Last night, after hours exploring Bloodstained: Ritual of the Night, I unlocked the ability to double jump. It was such a simple thing—one jump, another jump—but I suddenly felt a rush of possibility hit me. That’s because of all the video game-y tricks, double jumps might just be the best.
Whenever I think of game mechanics, I ask, “Is this elegant?” In other words, I look for mechanics that achieve the greatest amount of effect with the least amount of effort. I’m hard-pressed to think of a mechanic more elegant than the double jump. The concept of jumping and being able to jump again in midair opens up a wealth of possibilities for any game. It expands the space players can explore and can increase the complexity of platforming puzzles. It offers new tactics for dodging and manipulating enemies in combat. By simply adding one extra jump, the canvas grows in size. There’s more space to act in and more moment to moment decisions to make.
Getting a double jump in Bloodstained felt so good because it filled my brain with all sorts of ideas. In a game focused on exploration and backtracking, knowing that previously inaccessible areas were suddenly open to me created a palpable excitement. The fact that such a small alteration meant such a large increase of explorable space is, frankly, one of the coolest things.
In this video by my colleague Tim Rogers, which he made before Super Mario Odyssey released, he captures some of the sentiment I have about double jumps.
This was also true of Titanfall 2, where players initially played like a generic grunt before getting access to movement options ranging from wall-running to a double jump that covered a huge distance. Without the movement potential of the double jump, levels like the time-bending “Effect and Cause” would lose much of their magic. What made Titanfall 2 one of the best first-person-shooter campaigns of all time was how it turned movement and combat into a form of player expression. It wasn’t just that you had more options; you could use those options to craft moments of genuine beauty. The double jump was key to this, making it possible to bounce between walls, guns blazing. Remove it and Titanfall 2 would have fallen apart.
No double jump is the same. By adjusting how much control players have while in the air, designers can craft double jumps that are expressive get-out-of jail-free cards or modest course corrections. Just like how adjusting running speed can give us the weighty friction of Red Dead Redemption 2 or the balls-breaking antics of Doom, minor adjustments to double jumps create a spectrum of options. You can have the badass air-step combos of Devil May Cry, the glorious air battles and edge guarding of Super Smash Bros., or the impressive sequence breaking of Super Mario Odyssey speedruns.

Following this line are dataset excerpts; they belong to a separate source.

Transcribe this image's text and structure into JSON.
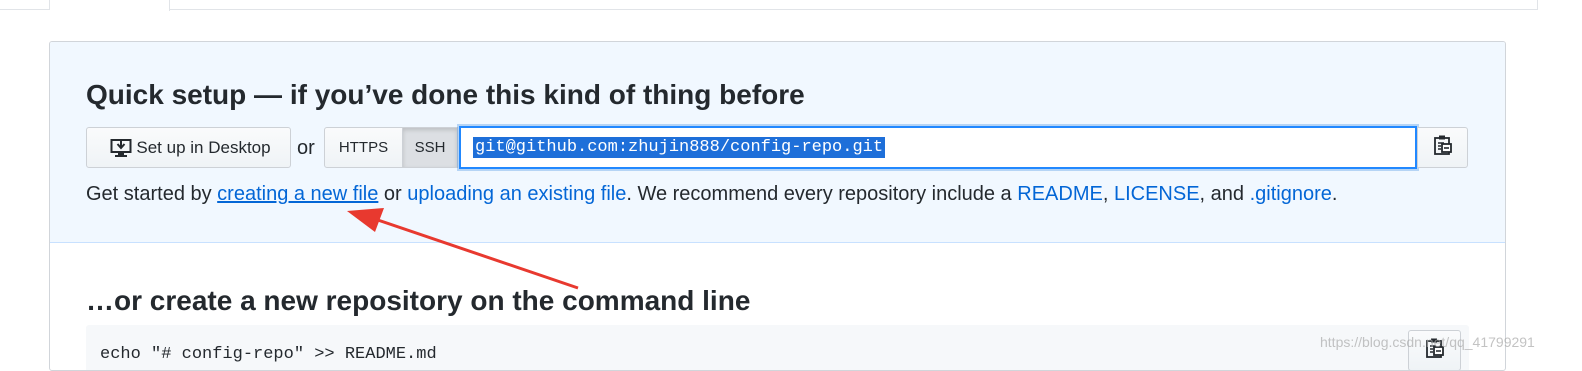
{
  "quick_setup": {
    "title": "Quick setup — if you’ve done this kind of thing before",
    "desktop_button": "Set up in Desktop",
    "or": "or",
    "https_tab": "HTTPS",
    "ssh_tab": "SSH",
    "clone_url": "git@github.com:zhujin888/config-repo.git",
    "getstarted": {
      "prefix": "Get started by ",
      "link_new_file": "creating a new file",
      "mid1": " or ",
      "link_upload": "uploading an existing file",
      "mid2": ". We recommend every repository include a ",
      "link_readme": "README",
      "comma": ", ",
      "link_license": "LICENSE",
      "and": ", and ",
      "link_gitignore": ".gitignore",
      "end": "."
    }
  },
  "command_line": {
    "title": "…or create a new repository on the command line",
    "code": "echo \"# config-repo\" >> README.md"
  },
  "watermark": "https://blog.csdn.net/qq_41799291",
  "colors": {
    "accent": "#0366d6",
    "annotation_arrow": "#e8392f",
    "panel_bg": "#f1f8ff"
  },
  "icons": {
    "desktop": "desktop-download-icon",
    "clipboard": "clipboard-icon"
  }
}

Not every game needs a double jump. It doesn’t make sense in all cases; you don’t want Arthur Morgan bounding across the frontier, after all. But having them is certainly a benefit in most cases. They’re graceful. Without them, so many games would lose their magic. That all it takes is making one thing—a simple jump—into two things is gorgeous. A little shift, a tiny tweak, and your entire game can change.